The violence and loss is met with the classic urban phrase, "What are you gonna do?" The loyalty and allegiance that is at once the lifeblood and the illusion of Mafia life is summarized with Paulie's phrase, "When I get put to the test, what will I do?"
How could we have been brought to care so deeply for such unattractive people? Well, not like freaks in a carnival. Each character showed us so much of our own humanity, and taught us something about the value of unsparing, unsympathetic honesty.
And yes, the ending is intentionally ambiguous. This is, perhaps, the only way it could have ended, as others have said here.
Well, whaddaya gonna do?"
"Look at us, morbid f----s" (Careful, Spoilers)
E. Kutinsky | Seattle, WA | 09/24/2007
(5 out of 5 stars)
"If you manage to still be one of those people complaining about the ending of "Made In America," the final hour of The Sopranos, may I congratulate you - you've managed to prove something that many of us who love the episode know to be true: you simply cannot get the thing out of your head.
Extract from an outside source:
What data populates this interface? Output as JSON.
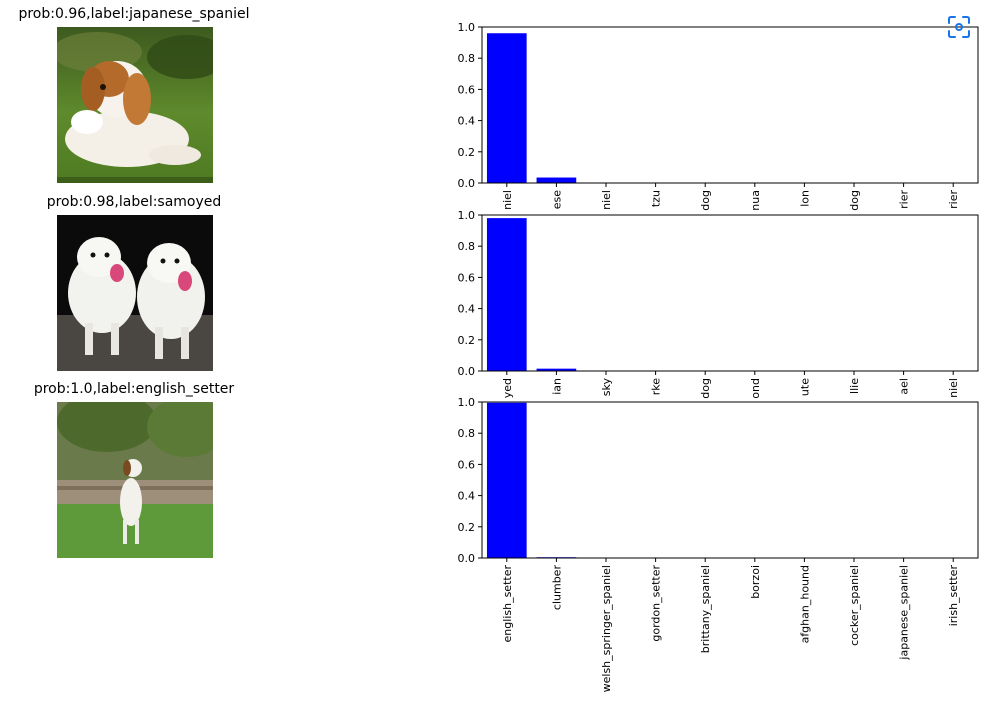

I spent days after it aired thinking the initial cut to black did not mean what my gut reaction felt - that Tony and his family were gunned down and David Chase simply opted not to show it, and that instead it proved that in this existence, the anxiety is more "real" than life or death. I think that is true, but I also think I was reluctant to admit the intention of that scene, based on the rich creation of those characters - not knowing that The Sopranos are dead spares us the reality that The Sopranos are dead; my analysis was a little self-protective. It is, however, the anxiety that seals it, in a (half) season full of one shock after another, the grim truth that, as Tony states in "Soprano Home Movies" - "80% of the time, this thing ends in the can like Johnny Sack, or on the embalming table," and Tony, probably, faces both. This is the season that redefines fearlessness, setting off one bomb after another - exploding the ferocity barely masked in Christopher's addiction ("Walk Like A Man," which should've given Michael Imperioli a victory lap Emmy) only to shock us with his first-act death an episode later ("Kennedy and Heidi"). Having Janice state that she will never become her mother ("Soprano Home Movies") while her destiny seems to be exactly the opposite (Junior mistakes her for Livia in their final moments together). The season is so extraordinary, it shows us the last moments of Junior's sanity in "Remember When," but does so with so little fanfare, we don't realize just what we saw until the very end. It turns Chrisopher's death in "Kennedy and Heidi" into an uncomfortable rumination on those of us that remain alive. It shocks us with Tony's humanity (his suited dive into the pool to save AJ in "The Second Coming") while fulfilling his vileness (the moment we're certain he'll kill Paulie in "Remember When"). So much can be said about each astonishing installment here - and its final second ensures that most things will get said - that it bares stating the simplest of facts: this is the most visionary work ever created on television, and no amounts of repeated viewings can do it justice."